I Heard the Bells on Christmas Day
Dr. Ray PritchardDr. Ray Pritchard is the president of Keep Believing Ministries, in Internet-based ministry serving Christians in 225 countries. He is the author of 29 books, including Stealth Attack, Fire and Rain, Credo, The ABCs of Christmas, The Healing Power of Forgiveness, An Anchor for the Soul and Why Did This Happen to Me? Ray and Marlene, his wife of 43 years, have three sons-Josh, Mark and Nick, three daughters-in-law--Leah, Vanessa, and Sarah, and seven grandchildren. His hobbies include biking, surfing the Internet, and anything related to the Civil War.
- 2015 Dec 03
“To guide our feet into the way of peace” (Luke 1:79).
This song was born out of one man’s broken heart.

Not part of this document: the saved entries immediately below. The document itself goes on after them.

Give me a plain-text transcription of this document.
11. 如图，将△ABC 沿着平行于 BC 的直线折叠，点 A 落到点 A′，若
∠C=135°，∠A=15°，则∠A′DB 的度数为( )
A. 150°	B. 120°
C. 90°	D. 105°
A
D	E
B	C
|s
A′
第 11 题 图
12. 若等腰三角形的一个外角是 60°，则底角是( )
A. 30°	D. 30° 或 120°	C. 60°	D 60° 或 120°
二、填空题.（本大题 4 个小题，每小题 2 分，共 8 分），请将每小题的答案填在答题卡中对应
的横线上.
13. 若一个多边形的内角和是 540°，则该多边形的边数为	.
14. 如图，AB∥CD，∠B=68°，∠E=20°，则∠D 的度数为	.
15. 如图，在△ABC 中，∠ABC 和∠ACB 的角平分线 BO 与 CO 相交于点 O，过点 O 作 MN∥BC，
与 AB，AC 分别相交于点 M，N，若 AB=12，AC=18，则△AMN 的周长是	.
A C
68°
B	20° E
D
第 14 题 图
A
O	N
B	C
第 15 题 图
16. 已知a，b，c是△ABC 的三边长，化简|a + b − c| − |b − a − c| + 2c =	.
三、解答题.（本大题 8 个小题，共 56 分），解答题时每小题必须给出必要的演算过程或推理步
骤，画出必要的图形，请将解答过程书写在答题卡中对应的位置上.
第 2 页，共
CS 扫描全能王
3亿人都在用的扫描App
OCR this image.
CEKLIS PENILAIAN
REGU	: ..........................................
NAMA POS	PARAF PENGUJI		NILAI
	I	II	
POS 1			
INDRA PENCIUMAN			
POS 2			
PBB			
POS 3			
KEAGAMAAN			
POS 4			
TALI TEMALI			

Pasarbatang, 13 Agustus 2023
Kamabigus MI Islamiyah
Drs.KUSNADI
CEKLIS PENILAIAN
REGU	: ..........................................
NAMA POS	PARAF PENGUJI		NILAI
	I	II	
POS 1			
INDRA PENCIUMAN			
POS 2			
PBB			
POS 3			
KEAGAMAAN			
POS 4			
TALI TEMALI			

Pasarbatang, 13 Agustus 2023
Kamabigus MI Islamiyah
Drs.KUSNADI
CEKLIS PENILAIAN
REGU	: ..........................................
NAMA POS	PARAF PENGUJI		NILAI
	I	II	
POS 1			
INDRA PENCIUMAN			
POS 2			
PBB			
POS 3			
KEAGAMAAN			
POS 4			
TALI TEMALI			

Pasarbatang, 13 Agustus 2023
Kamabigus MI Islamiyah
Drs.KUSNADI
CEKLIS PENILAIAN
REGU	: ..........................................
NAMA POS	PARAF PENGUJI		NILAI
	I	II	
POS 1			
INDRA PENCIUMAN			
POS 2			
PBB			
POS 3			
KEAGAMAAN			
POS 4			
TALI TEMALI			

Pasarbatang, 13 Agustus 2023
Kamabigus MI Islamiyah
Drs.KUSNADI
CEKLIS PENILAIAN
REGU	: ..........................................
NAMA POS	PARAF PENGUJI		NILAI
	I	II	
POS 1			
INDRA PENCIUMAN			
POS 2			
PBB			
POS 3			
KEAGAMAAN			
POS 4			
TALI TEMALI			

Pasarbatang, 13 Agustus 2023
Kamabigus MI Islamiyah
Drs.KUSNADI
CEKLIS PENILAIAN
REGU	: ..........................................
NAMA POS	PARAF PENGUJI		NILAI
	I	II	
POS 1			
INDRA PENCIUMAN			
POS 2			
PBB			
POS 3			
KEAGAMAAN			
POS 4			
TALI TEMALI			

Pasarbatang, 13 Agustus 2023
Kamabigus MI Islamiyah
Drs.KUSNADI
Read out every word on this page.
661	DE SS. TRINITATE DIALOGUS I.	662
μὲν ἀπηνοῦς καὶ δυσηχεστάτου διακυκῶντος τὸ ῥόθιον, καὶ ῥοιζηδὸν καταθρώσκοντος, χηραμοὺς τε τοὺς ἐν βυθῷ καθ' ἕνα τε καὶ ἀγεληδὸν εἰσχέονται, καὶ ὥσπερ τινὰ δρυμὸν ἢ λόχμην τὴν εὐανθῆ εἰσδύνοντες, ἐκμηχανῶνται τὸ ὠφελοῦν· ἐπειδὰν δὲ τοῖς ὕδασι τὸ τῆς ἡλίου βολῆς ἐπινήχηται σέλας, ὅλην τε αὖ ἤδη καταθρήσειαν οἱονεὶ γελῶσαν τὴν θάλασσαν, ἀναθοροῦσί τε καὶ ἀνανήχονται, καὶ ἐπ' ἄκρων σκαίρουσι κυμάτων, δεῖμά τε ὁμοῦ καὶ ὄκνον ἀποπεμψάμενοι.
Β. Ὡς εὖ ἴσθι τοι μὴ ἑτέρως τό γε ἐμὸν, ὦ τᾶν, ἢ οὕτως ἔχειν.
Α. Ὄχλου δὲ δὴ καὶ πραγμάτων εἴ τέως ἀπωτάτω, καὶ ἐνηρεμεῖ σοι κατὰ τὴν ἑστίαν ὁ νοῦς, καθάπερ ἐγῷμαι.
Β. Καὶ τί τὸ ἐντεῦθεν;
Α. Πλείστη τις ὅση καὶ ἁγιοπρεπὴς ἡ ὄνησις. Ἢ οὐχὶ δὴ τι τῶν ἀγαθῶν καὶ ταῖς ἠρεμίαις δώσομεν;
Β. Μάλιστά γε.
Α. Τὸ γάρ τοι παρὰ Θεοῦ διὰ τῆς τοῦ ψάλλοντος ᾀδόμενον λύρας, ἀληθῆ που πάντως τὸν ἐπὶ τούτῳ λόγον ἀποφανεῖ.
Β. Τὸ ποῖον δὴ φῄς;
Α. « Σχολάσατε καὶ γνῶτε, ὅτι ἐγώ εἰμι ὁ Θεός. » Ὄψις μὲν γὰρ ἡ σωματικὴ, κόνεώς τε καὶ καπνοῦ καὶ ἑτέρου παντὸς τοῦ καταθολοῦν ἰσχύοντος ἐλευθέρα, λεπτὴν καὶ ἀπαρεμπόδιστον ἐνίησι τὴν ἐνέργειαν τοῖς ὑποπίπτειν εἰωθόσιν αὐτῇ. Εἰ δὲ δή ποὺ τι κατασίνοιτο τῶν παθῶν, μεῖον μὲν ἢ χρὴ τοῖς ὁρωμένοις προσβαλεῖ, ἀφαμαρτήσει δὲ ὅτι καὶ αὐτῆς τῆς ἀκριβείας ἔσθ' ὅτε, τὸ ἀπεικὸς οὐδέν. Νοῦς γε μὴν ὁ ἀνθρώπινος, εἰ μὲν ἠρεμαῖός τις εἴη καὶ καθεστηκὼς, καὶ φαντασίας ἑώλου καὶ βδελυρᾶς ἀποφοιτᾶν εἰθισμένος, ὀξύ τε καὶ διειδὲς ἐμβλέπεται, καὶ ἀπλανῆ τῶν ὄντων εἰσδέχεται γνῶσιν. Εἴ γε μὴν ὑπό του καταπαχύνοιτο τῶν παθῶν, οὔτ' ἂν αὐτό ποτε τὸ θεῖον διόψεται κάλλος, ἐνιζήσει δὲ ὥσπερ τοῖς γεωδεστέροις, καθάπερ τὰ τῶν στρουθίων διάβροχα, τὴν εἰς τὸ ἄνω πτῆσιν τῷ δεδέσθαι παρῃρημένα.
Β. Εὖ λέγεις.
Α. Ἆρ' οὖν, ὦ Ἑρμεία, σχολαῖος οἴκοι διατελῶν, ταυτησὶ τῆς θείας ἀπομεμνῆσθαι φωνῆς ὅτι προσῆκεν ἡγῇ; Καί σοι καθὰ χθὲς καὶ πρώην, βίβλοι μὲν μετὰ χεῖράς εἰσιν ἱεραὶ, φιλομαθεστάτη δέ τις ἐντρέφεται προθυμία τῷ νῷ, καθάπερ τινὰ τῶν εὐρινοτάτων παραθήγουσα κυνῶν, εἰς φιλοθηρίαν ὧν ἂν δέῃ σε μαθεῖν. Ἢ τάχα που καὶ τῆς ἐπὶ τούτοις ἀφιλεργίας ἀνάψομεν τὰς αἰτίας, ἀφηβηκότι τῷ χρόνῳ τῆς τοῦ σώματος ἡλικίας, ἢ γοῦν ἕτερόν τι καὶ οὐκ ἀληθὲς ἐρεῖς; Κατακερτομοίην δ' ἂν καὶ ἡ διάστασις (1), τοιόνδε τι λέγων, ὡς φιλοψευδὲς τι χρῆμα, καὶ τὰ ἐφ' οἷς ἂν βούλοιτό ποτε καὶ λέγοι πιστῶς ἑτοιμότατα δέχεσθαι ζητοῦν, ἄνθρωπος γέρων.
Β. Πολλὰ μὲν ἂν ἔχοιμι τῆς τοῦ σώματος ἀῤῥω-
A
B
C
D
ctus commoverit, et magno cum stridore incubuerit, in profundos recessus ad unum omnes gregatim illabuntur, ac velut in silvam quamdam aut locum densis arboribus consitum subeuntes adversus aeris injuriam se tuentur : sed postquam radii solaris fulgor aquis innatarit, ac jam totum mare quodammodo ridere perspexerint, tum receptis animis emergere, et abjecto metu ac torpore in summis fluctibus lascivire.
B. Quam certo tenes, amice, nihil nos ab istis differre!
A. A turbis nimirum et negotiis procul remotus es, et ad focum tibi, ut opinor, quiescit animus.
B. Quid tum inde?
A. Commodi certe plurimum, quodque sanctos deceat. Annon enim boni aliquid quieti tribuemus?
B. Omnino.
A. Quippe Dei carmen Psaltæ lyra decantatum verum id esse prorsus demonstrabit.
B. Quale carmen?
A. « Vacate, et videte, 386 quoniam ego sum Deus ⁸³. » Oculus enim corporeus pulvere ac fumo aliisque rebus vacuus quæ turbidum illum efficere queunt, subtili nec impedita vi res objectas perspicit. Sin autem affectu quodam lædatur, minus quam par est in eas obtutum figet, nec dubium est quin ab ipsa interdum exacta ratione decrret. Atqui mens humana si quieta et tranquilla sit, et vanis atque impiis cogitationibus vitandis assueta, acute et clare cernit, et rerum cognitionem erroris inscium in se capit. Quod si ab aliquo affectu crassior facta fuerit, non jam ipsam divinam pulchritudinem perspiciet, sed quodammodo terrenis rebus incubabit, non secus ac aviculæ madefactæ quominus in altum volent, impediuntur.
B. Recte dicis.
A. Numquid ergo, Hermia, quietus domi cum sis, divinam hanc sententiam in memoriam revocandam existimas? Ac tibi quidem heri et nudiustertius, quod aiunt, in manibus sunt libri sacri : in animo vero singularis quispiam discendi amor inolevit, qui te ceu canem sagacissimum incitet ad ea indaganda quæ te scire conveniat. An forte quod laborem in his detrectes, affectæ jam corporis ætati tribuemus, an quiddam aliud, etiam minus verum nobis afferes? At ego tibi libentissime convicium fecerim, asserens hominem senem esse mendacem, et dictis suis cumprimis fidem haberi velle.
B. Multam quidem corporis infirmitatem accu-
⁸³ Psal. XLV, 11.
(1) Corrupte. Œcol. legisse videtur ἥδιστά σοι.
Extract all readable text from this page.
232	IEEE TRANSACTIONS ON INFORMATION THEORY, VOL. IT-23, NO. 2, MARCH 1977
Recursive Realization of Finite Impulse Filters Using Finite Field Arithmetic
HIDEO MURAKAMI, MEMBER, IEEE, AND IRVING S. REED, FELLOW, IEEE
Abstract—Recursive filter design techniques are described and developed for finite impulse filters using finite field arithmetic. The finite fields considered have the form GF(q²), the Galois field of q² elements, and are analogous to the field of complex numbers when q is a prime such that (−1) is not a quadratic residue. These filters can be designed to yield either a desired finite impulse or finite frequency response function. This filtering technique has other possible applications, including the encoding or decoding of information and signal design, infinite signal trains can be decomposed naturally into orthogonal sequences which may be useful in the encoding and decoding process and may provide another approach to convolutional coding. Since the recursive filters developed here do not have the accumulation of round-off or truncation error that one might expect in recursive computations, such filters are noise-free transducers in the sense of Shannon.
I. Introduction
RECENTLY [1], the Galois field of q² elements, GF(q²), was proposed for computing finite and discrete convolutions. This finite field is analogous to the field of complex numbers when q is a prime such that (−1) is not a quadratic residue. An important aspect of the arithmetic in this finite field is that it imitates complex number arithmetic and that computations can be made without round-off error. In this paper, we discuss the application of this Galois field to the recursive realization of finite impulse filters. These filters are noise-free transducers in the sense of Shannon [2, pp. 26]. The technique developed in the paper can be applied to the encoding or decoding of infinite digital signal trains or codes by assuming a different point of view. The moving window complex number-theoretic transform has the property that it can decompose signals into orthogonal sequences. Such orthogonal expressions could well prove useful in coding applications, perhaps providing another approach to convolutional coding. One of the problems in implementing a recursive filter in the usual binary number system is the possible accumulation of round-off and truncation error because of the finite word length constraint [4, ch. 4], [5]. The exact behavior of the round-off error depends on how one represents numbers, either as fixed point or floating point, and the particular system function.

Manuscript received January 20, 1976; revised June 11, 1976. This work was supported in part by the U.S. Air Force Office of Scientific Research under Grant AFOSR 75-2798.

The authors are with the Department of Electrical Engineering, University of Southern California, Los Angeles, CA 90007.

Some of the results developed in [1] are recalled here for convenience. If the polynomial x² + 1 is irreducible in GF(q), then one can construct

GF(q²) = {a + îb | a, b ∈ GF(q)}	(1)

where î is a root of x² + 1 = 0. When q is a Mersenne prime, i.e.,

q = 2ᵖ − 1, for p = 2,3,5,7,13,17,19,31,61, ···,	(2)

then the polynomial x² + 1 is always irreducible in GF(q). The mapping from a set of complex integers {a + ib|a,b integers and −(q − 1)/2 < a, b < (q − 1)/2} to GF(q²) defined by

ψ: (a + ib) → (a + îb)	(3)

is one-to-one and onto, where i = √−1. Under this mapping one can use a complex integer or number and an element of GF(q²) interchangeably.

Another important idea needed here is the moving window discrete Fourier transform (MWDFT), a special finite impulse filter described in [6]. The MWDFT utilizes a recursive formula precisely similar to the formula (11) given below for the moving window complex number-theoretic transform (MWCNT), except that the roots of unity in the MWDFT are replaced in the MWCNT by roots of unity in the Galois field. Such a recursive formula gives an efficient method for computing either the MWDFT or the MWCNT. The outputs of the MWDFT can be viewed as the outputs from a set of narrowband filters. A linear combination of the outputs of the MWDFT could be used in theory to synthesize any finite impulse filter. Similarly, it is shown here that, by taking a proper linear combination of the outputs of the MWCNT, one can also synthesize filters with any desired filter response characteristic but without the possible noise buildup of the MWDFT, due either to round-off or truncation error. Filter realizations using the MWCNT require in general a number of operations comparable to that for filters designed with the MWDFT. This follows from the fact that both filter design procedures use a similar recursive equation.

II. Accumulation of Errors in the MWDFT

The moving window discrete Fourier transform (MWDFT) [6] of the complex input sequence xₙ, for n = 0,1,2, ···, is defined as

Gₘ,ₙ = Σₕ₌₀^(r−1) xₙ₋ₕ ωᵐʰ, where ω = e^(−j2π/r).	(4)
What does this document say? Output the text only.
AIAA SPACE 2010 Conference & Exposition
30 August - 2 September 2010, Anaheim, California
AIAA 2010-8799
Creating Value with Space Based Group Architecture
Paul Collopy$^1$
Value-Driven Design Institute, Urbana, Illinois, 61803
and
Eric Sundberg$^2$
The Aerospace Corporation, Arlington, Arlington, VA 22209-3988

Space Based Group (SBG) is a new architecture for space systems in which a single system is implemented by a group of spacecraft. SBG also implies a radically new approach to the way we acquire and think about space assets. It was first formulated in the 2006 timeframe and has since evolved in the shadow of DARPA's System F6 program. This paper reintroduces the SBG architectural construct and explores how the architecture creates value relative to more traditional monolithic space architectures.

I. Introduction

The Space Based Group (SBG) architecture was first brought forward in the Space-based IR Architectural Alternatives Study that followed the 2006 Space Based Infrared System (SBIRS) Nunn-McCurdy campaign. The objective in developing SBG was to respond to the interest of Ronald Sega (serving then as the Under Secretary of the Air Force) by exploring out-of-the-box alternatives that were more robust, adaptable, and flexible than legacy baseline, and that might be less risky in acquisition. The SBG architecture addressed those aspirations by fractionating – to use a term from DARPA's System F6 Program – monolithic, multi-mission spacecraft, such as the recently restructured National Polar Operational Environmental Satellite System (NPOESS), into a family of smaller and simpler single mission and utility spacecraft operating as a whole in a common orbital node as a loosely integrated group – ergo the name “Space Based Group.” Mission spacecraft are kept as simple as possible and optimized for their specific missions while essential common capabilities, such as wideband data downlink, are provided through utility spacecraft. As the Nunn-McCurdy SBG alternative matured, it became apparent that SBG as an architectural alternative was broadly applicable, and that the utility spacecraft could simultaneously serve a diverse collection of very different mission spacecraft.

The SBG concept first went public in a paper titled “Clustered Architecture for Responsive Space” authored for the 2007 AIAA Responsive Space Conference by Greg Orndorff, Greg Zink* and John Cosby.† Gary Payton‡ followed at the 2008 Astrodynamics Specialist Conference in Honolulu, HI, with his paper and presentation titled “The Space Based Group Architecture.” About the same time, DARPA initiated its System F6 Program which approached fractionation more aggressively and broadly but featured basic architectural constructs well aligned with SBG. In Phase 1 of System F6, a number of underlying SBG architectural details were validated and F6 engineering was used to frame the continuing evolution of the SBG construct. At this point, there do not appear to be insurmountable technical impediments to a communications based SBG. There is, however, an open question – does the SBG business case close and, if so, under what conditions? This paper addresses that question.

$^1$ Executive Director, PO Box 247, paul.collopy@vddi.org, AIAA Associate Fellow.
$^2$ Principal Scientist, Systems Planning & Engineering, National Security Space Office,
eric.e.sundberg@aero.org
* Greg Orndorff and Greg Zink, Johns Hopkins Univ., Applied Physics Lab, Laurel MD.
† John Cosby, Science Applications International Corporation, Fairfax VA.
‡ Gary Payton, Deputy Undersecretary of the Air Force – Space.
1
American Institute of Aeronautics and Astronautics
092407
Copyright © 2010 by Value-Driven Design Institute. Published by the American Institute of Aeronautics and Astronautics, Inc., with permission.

We know Henry Wadsworth Longfellow as one of America’s greatest poets. We don’t think of him as the writer of a familiar Christmas carol. The story begins in 1861, in the early days of the Civil War. Tragedy struck that year when Fanny Longfellow, Henry’s wife, was fatally burned in an accident at home on July 9th. She died the next day. The first Christmas after her death, Longfellow wrote, “How inexpressibly sad are all holidays.” A year after the incident, he wrote, “I can make no record of these days. Better leave them wrapped in silence. Perhaps someday God will give me peace.”
Let’s shift the scene to December 1864. After four bloody years, the Civil War is slowly drawing to a close. Already 500,000 soldiers have died. Many more would die before the war would end. On Christmas Day, Henry Wadsworth Longfellow penned a poem that became a beloved Christmas carol. It starts with these hopeful words:
I heard the bells on Christmas Day
Their old, familiar carols play,
And wild and sweet
The words repeat
Of peace on earth, good will to men!
Out of his sadness and in response to the carnage of war, he wrote this pessimistic verse:
And in despair I bowed my head;
“There is no peace on earth,” I said;
“For hate is strong,
And mocks the song
Of peace on earth, good-will to men!”
Lately those words have seemed all too true. Hate is strong. Where is our hope at Christmastime? That leads us to this answer:
Then pealed the bells more loud and deep:
'God is not dead, nor doth He sleep;
The wrong shall fail, the right prevail
With peace on earth, good will to men.'
If Christmas means anything, it is this: God wins in the end. At Bethlehem he launched a mighty counteroffensive that continues to this very day. It all started with a tiny baby boy named Jesus, born in a scandalous way, in a barn, to unmarried teenagers who were homeless and alone. The world knew nothing about what was happening in Bethlehem. Only in retrospect do we understand.
At Bethlehem God struck a blow to liberate the world from sin and death. And his front line soldier was a tiny baby boy.
Don’t take him for granted. In this little baby there is all the strength of Deity. The power of God is in those tiny fists. He has divine strength. Whatever he desires, he can do.
He leads the armies of heaven.
Longfellow was right.
“The wrong shall fail, the right prevail.
With peace on earth, good will to men.”
I found a version of I Heard the Bells performed to a background of Civil War scenes. Let’s listen to it together.
Our Father, how desperately this broken world needs peace. Hate is so strong. We thank you for Jesus, the Prince of Peace. Grant that we might be peacemakers and not peace-breakers. In Jesus’ name, Amen.